Für ihren ersten Roman recherchierte sie ausgiebig und studierte die aufwendige Prozedur zur Herstellung von Echthaarperücken. Indisches Haar, das als das hochwertigste gilt, kostet bis zu 400 Dollar pro Kilogramm und gilt als „schwarzes Gold“. Es wird in den indischen Tempeln aufgesammelt und weiterverkauft. Den zahllosen armen Spendern bleibt lediglich die Hoffnung auf eine Veränderung.

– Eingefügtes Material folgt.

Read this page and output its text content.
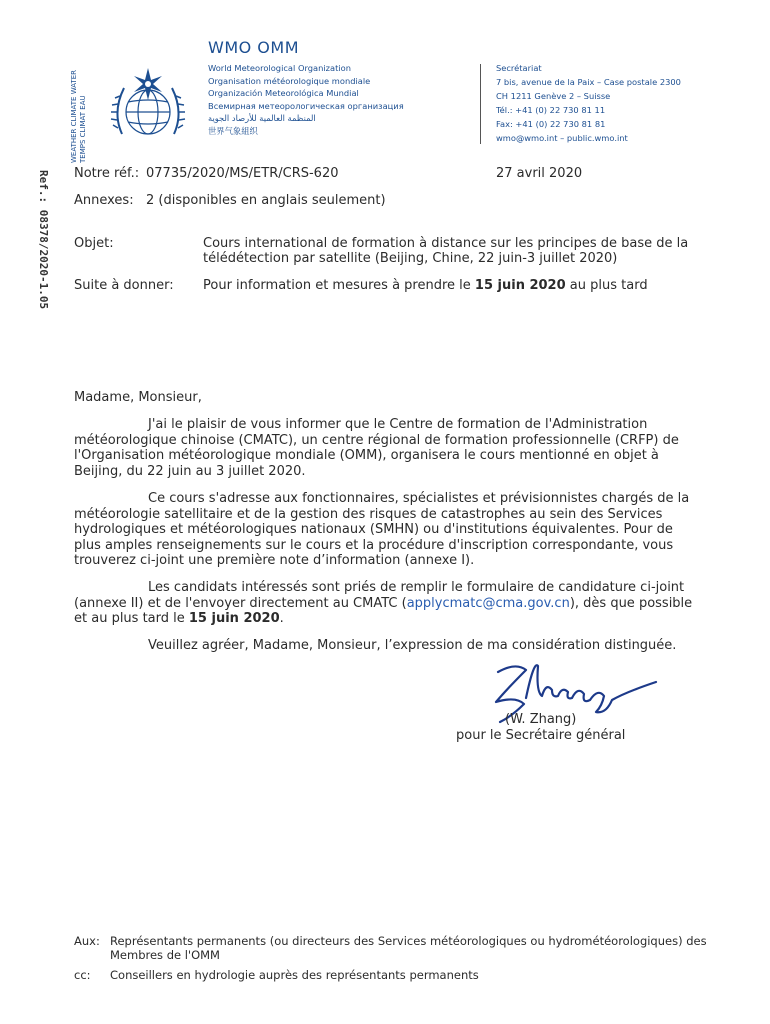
WEATHER CLIMATE WATER TEMPS CLIMAT EAU
WMO OMM
World Meteorological Organization
Organisation météorologique mondiale
Organización Meteorológica Mundial
Всемирная метеорологическая организация
المنظمة العالمية للأرصاد الجوية
世界气象組织
Secrétariat
7 bis, avenue de la Paix – Case postale 2300
CH 1211 Genève 2 – Suisse
Tél.: +41 (0) 22 730 81 11
Fax: +41 (0) 22 730 81 81
wmo@wmo.int – public.wmo.int
Ref.: 08378/2020-1.05 Notre réf.: 07735/2020/MS/ETR/CRS-620	27 avril 2020
Annexes: 2 (disponibles en anglais seulement)
Objet:	Cours international de formation à distance sur les principes de base de la télédétection par satellite (Beijing, Chine, 22 juin-3 juillet 2020)
Suite à donner: Pour information et mesures à prendre le 15 juin 2020 au plus tard
Madame, Monsieur,
J'ai le plaisir de vous informer que le Centre de formation de l'Administration météorologique chinoise (CMATC), un centre régional de formation professionnelle (CRFP) de l'Organisation météorologique mondiale (OMM), organisera le cours mentionné en objet à Beijing, du 22 juin au 3 juillet 2020.
Ce cours s'adresse aux fonctionnaires, spécialistes et prévisionnistes chargés de la météorologie satellitaire et de la gestion des risques de catastrophes au sein des Services hydrologiques et météorologiques nationaux (SMHN) ou d'institutions équivalentes. Pour de plus amples renseignements sur le cours et la procédure d'inscription correspondante, vous trouverez ci-joint une première note d’information (annexe I).
Les candidats intéressés sont priés de remplir le formulaire de candidature ci-joint (annexe II) et de l'envoyer directement au CMATC (applycmatc@cma.gov.cn), dès que possible et au plus tard le 15 juin 2020.
Veuillez agréer, Madame, Monsieur, l’expression de ma considération distinguée.
(W. Zhang)
pour le Secrétaire général
Aux: Représentants permanents (ou directeurs des Services météorologiques ou hydrométéorologiques) des Membres de l'OMM
cc: Conseillers en hydrologie auprès des représentants permanents
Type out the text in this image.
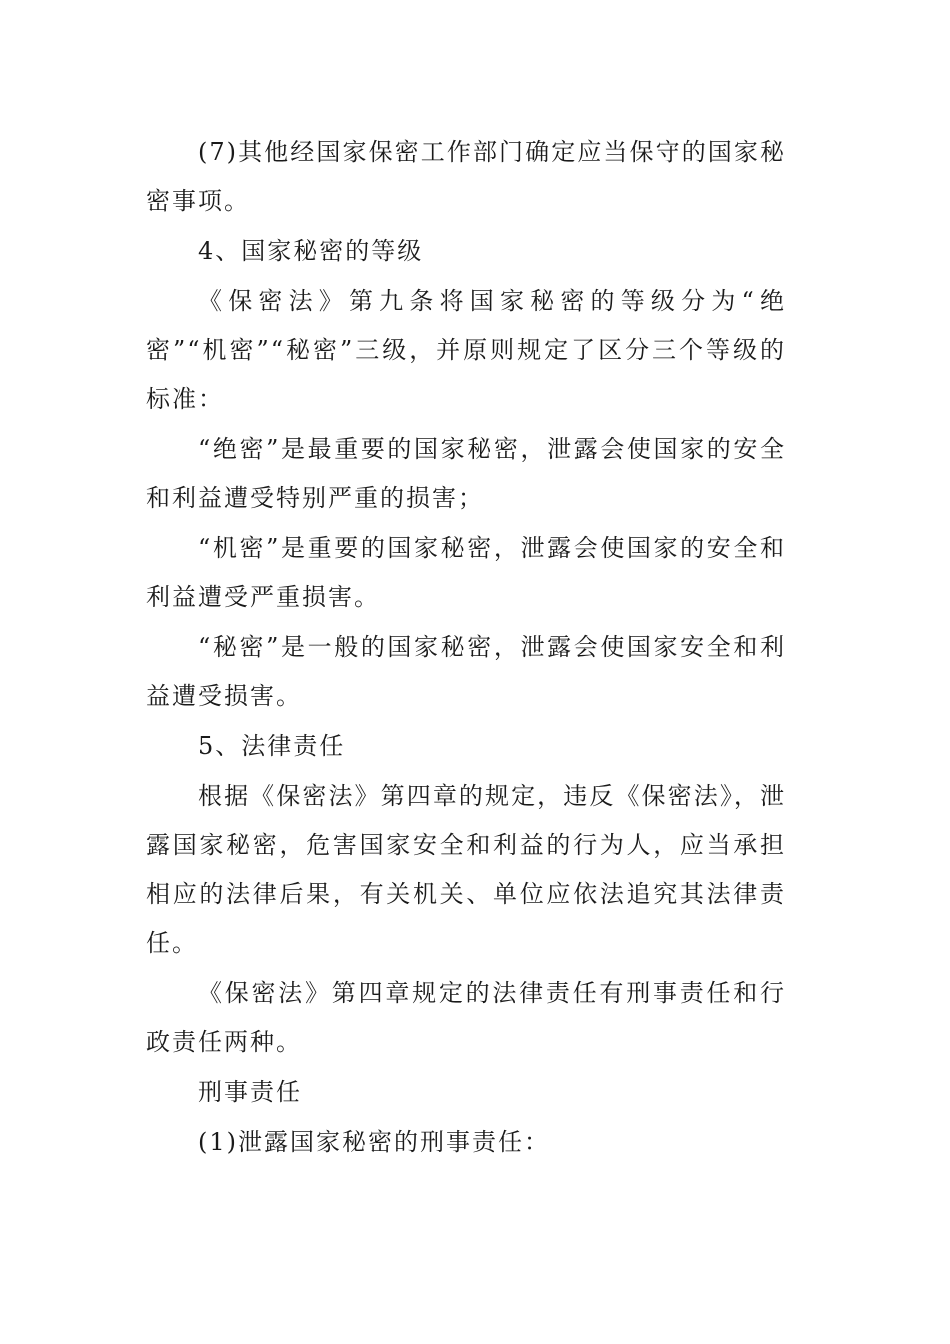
(7)其他经国家保密工作部门确定应当保守的国家秘密事项。

4、国家秘密的等级

《保密法》第九条将国家秘密的等级分为“绝密”“机密”“秘密”三级，并原则规定了区分三个等级的标准：

“绝密”是最重要的国家秘密，泄露会使国家的安全和利益遭受特别严重的损害；

“机密”是重要的国家秘密，泄露会使国家的安全和利益遭受严重损害。

“秘密”是一般的国家秘密，泄露会使国家安全和利益遭受损害。

5、法律责任

根据《保密法》第四章的规定，违反《保密法》，泄露国家秘密，危害国家安全和利益的行为人，应当承担相应的法律后果，有关机关、单位应依法追究其法律责任。

《保密法》第四章规定的法律责任有刑事责任和行政责任两种。

刑事责任

(1)泄露国家秘密的刑事责任：
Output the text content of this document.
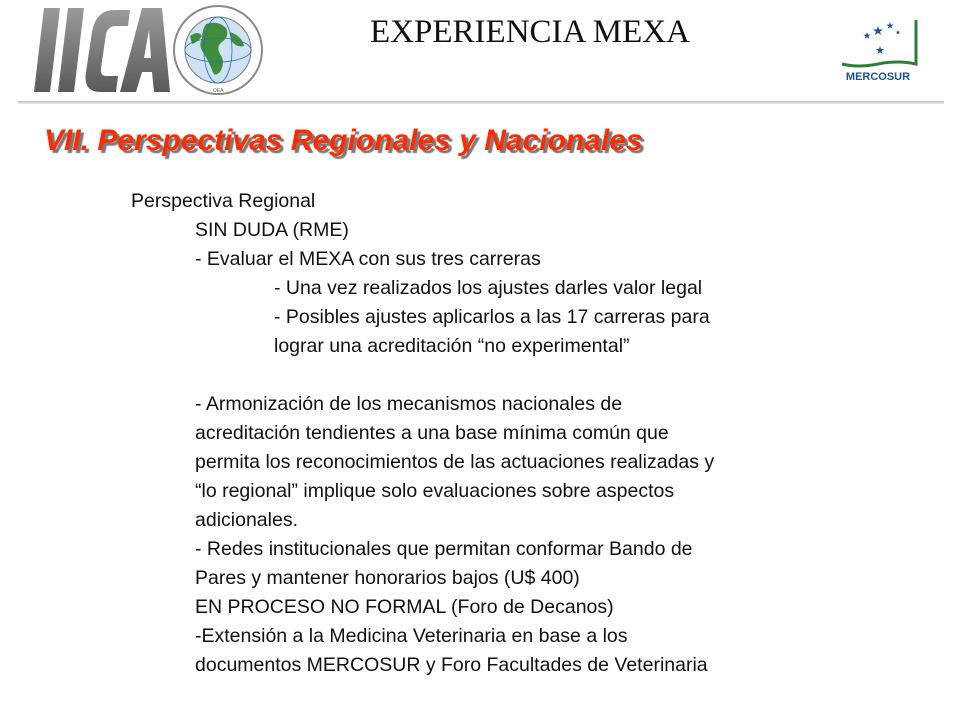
· OEA ·
EXPERIENCIA MEXA
MERCOSUR
VII. Perspectivas Regionales y Nacionales
Perspectiva Regional
SIN DUDA (RME)
- Evaluar el MEXA con sus tres carreras
- Una vez realizados los ajustes darles valor legal
- Posibles ajustes aplicarlos a las 17 carreras para
lograr una acreditación “no experimental”
- Armonización de los mecanismos nacionales de
acreditación tendientes a una base mínima común que
permita los reconocimientos de las actuaciones realizadas y
“lo regional” implique solo evaluaciones sobre aspectos
adicionales.
- Redes institucionales que permitan conformar Bando de
Pares y mantener honorarios bajos (U$ 400)
EN PROCESO NO FORMAL (Foro de Decanos)
-Extensión a la Medicina Veterinaria en base a los
documentos MERCOSUR y Foro Facultades de Veterinaria
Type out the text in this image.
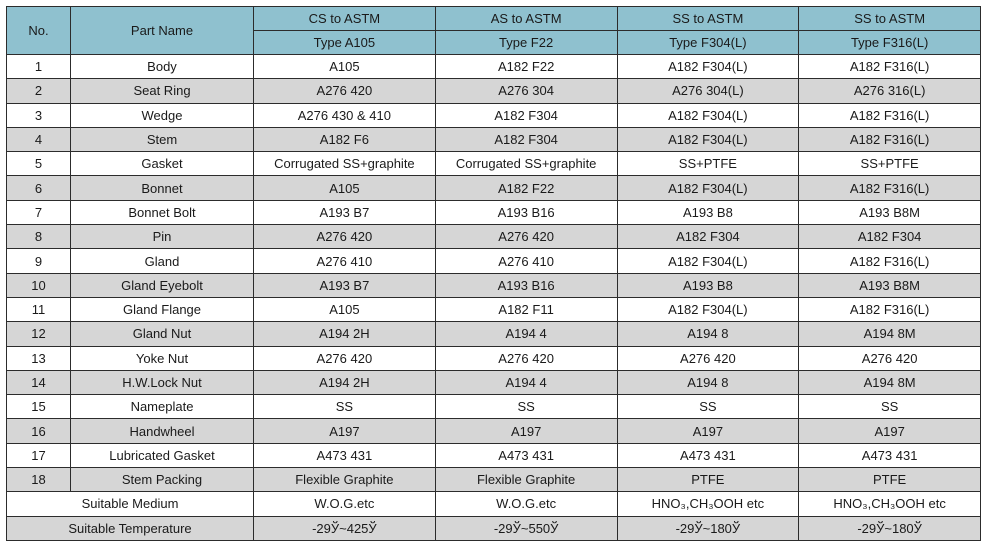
No.	Part Name	CS to ASTM	AS to ASTM	SS to ASTM	SS to ASTM
		Type A105	Type F22	Type F304(L)	Type F316(L)
1	Body	A105	A182 F22	A182 F304(L)	A182 F316(L)
2	Seat Ring	A276 420	A276 304	A276 304(L)	A276 316(L)
3	Wedge	A276 430 & 410	A182 F304	A182 F304(L)	A182 F316(L)
4	Stem	A182 F6	A182 F304	A182 F304(L)	A182 F316(L)
5	Gasket	Corrugated SS+graphite	Corrugated SS+graphite	SS+PTFE	SS+PTFE
6	Bonnet	A105	A182 F22	A182 F304(L)	A182 F316(L)
7	Bonnet Bolt	A193 B7	A193 B16	A193 B8	A193 B8M
8	Pin	A276 420	A276 420	A182 F304	A182 F304
9	Gland	A276 410	A276 410	A182 F304(L)	A182 F316(L)
10	Gland Eyebolt	A193 B7	A193 B16	A193 B8	A193 B8M
11	Gland Flange	A105	A182 F11	A182 F304(L)	A182 F316(L)
12	Gland Nut	A194 2H	A194 4	A194 8	A194 8M
13	Yoke Nut	A276 420	A276 420	A276 420	A276 420
14	H.W.Lock Nut	A194 2H	A194 4	A194 8	A194 8M
15	Nameplate	SS	SS	SS	SS
16	Handwheel	A197	A197	A197	A197
17	Lubricated Gasket	A473 431	A473 431	A473 431	A473 431
18	Stem Packing	Flexible Graphite	Flexible Graphite	PTFE	PTFE
Suitable Medium		W.O.G.etc	W.O.G.etc	HNO₃,CH₃OOH etc	HNO₃,CH₃OOH etc
Suitable Temperature		-29Ў~425Ў	-29Ў~550Ў	-29Ў~180Ў	-29Ў~180Ў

Die zierliche Französin spricht von „der Musik der Worte“und wurde von Autorinnen wie Marguerite Duras und Simone de Beauvoir geprägt. In ihrem sinnlichen, poetischen Roman „Der Zopf“stecken alle drei Protagonistinnen in einer Rolle fest, die man ihnen zugeteilt hat, und kämpfen für ihre Freiheit.
Laetitia Colombani hat im Schreiben von Romanen eine neue Freiheit gefunden . „Der Zopf“wurde sofort zum Bestseller, in dreißig Sprachen übersetzt und soll verfilmt werden. Vielleicht, so überlegt Laetitia Colombani, wird sie sich auch die Freiheit nehmen können, diesen Film selbst zu realisieren.